Mendudukkan
Nalar LGBT
Imam Nawawi ; Sekretaris Jenderal
Syabab (Pemuda) Hidayatullah
|
REPUBLIKA,
29 Januari
2018
Publik kembali dibuat masygul dengan tidak
hentinya isu LGBT mengambil ruang begitu besar di khalayak. Padahal, rasio,
konsitusi, data, dan argumentasi yang disampaikan para pakar melalui berbagai
forum publik sangat gamblang membuktikan bahwa LGBT tidak sesuai fitrah
manusia, inkonstitusional, amoral, bahkan dapat mengakibatkan pemiskinan
negara.
Namun, seperti sesuatu yang dipaksakan,
LGBT terus menggelinding masuk ke ruang-ruang vital di dalam negeri ini,
sehingga LGBT bukan lagi sebatas diskusi dan debat. Melainkan telah merangsek
lebih jauh ke dalam ranah legislatif.
Pro-kontra tentang status, hukum, dan
eksistensi LGBT akan menjadi legal atau ilegal di negeri yang meyakini sila
Ketuhanan Yang Maha Esa ini. Jika LGBT di DPR telah masuk wilayah pro-kontra
maka ujungnya bisa ditebak, voting akan menjadi penentu penyelesaian status
hukum LGBT di Indonesia.
Sekalipun ratusan juta rakyat Indonesia
menolak, jika anggota DPR menutup telinga dan nuraninya dari kebenaran dan
lebih mementingkan kesenangan dirinya sendiri, maka voting akan menghasilkan
suara pro LGBT lebih besar daripada yang kontra. Dan, itu berarti LGBT
mendapatkan kebebasan di negeri ini. Pertanyaannya, apa dasar yang membuat
pengasong isu LGBT terus berargumen di negeri ini? Kemudian, mengapa DPR
seakan terbelah, menjadi pro dan kontra dalam isu ini?

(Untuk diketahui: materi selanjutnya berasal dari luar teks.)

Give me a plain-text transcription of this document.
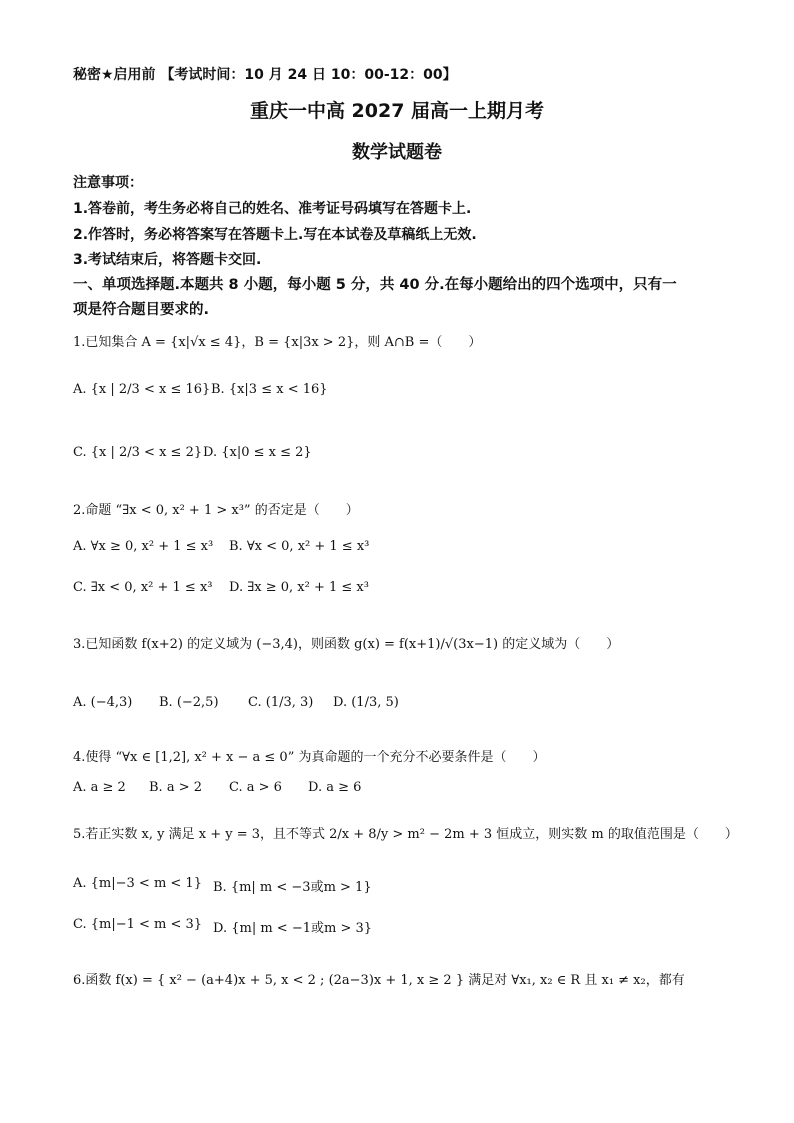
秘密★启用前 【考试时间：10 月 24 日 10：00-12：00】
重庆一中高 2027 届高一上期月考
数学试题卷
注意事项：
1.答卷前，考生务必将自己的姓名、准考证号码填写在答题卡上.
2.作答时，务必将答案写在答题卡上.写在本试卷及草稿纸上无效.
3.考试结束后，将答题卡交回.
一、单项选择题.本题共 8 小题，每小题 5 分，共 40 分.在每小题给出的四个选项中，只有一
项是符合题目要求的.
1.已知集合 A = {x|√x ≤ 4}，B = {x|3x > 2}，则 A∩B =（　　）
A. {x | 2/3 < x ≤ 16} B. {x|3 ≤ x < 16}
C. {x | 2/3 < x ≤ 2} D. {x|0 ≤ x ≤ 2}
2.命题 “∃x < 0, x² + 1 > x³” 的否定是（　　）
A. ∀x ≥ 0, x² + 1 ≤ x³ B. ∀x < 0, x² + 1 ≤ x³
C. ∃x < 0, x² + 1 ≤ x³ D. ∃x ≥ 0, x² + 1 ≤ x³
3.已知函数 f(x+2) 的定义域为 (−3,4)，则函数 g(x) = f(x+1)/√(3x−1) 的定义域为（　　）
A. (−4,3) B. (−2,5) C. (1/3, 3) D. (1/3, 5)
4.使得 “∀x ∈ [1,2], x² + x − a ≤ 0” 为真命题的一个充分不必要条件是（　　）
A. a ≥ 2 B. a > 2 C. a > 6 D. a ≥ 6
5.若正实数 x, y 满足 x + y = 3，且不等式 2/x + 8/y > m² − 2m + 3 恒成立，则实数 m 的取值范围是（　　）
A. {m|−3 < m < 1} B. {m| m < −3或m > 1}
C. {m|−1 < m < 3} D. {m| m < −1或m > 3}
6.函数 f(x) = { x² − (a+4)x + 5, x < 2 ; (2a−3)x + 1, x ≥ 2 } 满足对 ∀x₁, x₂ ∈ R 且 x₁ ≠ x₂，都有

Dan, argumentasi ilmiah apa yang
menunjukkan Indonesia sangat butuh LGBT? Pertama, jika kita cermati, hampir
semua pengasong ide LGBT menjadikan hak asasi manusia (HAM) sebagai dasar
berpikir mereka. Menarik di sini kita bedah pijakan mereka ini, sebab mereka
menganggap HAM seperti orang beriman bersikap terhadap kitab sucinya.
Dengan kata lain, mereka meyakini HAM
sebagai satu-satunya sumber kebenaran (baca: agama) dan “memaksa” orang lain
mengakuinya. Di sisi lain, mereka menolak orang lain meyakini agama sebagai
sumber berpikir. Karena itu, nyaris semua pembela paham LGBT terkesan agak
bahkan sangat anti terhadap agama, terutama Islam. Untuk mendiskreditkan
ajaran agama, mereka menggunakan diskrimasi sebagai senjata untuk melemahkan
pandangan agama terhadap para pengasong ide LGBT.
Sikap mereka pun seperti kanak-kanak
ketimbang orang dewasa. Kala agama memvonis LGBT itu penyakit dan harus
disembuhkan, mereka mengadu kepada HAM yang mengakomodasi eksistensi mereka.
Kemudian dengan girang mereka berteriak bahwa jangan ada diskriminasi
terhadap LGBT. Cara berpikir seperti itu sama dengan posisi anak-anak yang
mendapatkan pelajaran dari kedua orang tuanya secara tegas.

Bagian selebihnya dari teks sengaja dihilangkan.